House has been there so long and now that he’s the only thing left, he can’t push that away and call it all forgotten. Guilt will come pouring down in sheets and Wilson won’t know what to do with himself and House will know that. Facing the resultant glares and maliciousness would be worse than going to work and expecting the same old casual abrasiveness. Or, worse still, facing nothing but obliviousness, House simply ignoring him as if he’s washed his hands clean of Wilson entirely, because House never does anything in the middle of the spectrum, it’s always one end or the other, and Wilson can’t just say it’s not you, it’s me, and expect him to understand that. Just need some space, just need a break, and House will take that statement and wring it dry, shut himself away, pretend not to be hurt and project for all he’s worth.
Wilson thinks he’s been close enough to House for it to hurt if his presence diminishes. It doesn’t make him any happier, but it’s more pleasant than thinking of House taking in such a statement with a nod and a fine, whatever and proceeding to act no differently. That would hurt more; that would mean all this time he’s spent with House and dealt with House and done his best to be there for House hasn’t affected him enough to care whether or not he and Wilson remain friends.

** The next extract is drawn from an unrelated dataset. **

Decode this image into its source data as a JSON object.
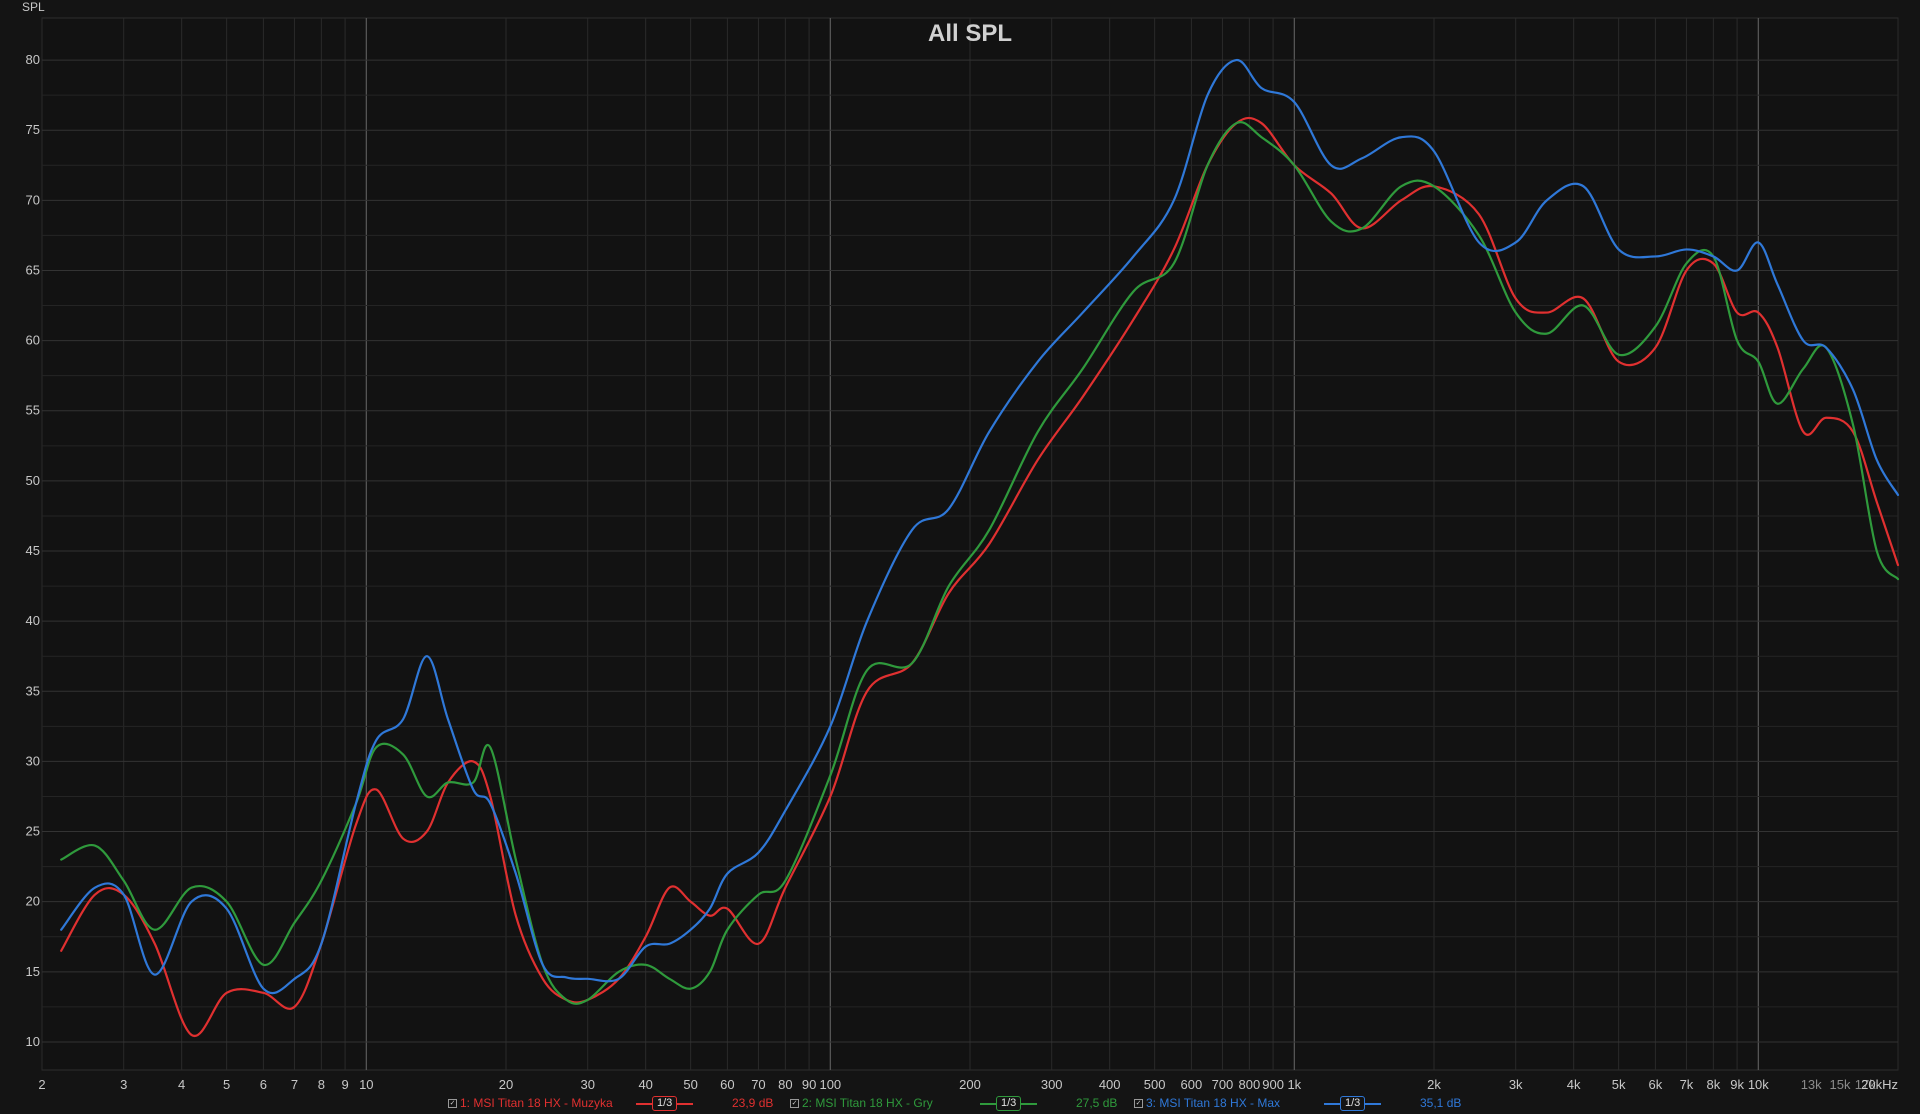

It doesn’t matter whether Wilson is wanted or needed because House will never tell him, and that’s the crux of it. He doesn’t want to find out how deeply they run. What they do have is screwed up, but it’s there and Wilson needs very badly for something to be there, some thread to cling to, something keeping him from snapping free and tumbling into the void.
Wilson straightens his shoulders and opens the door.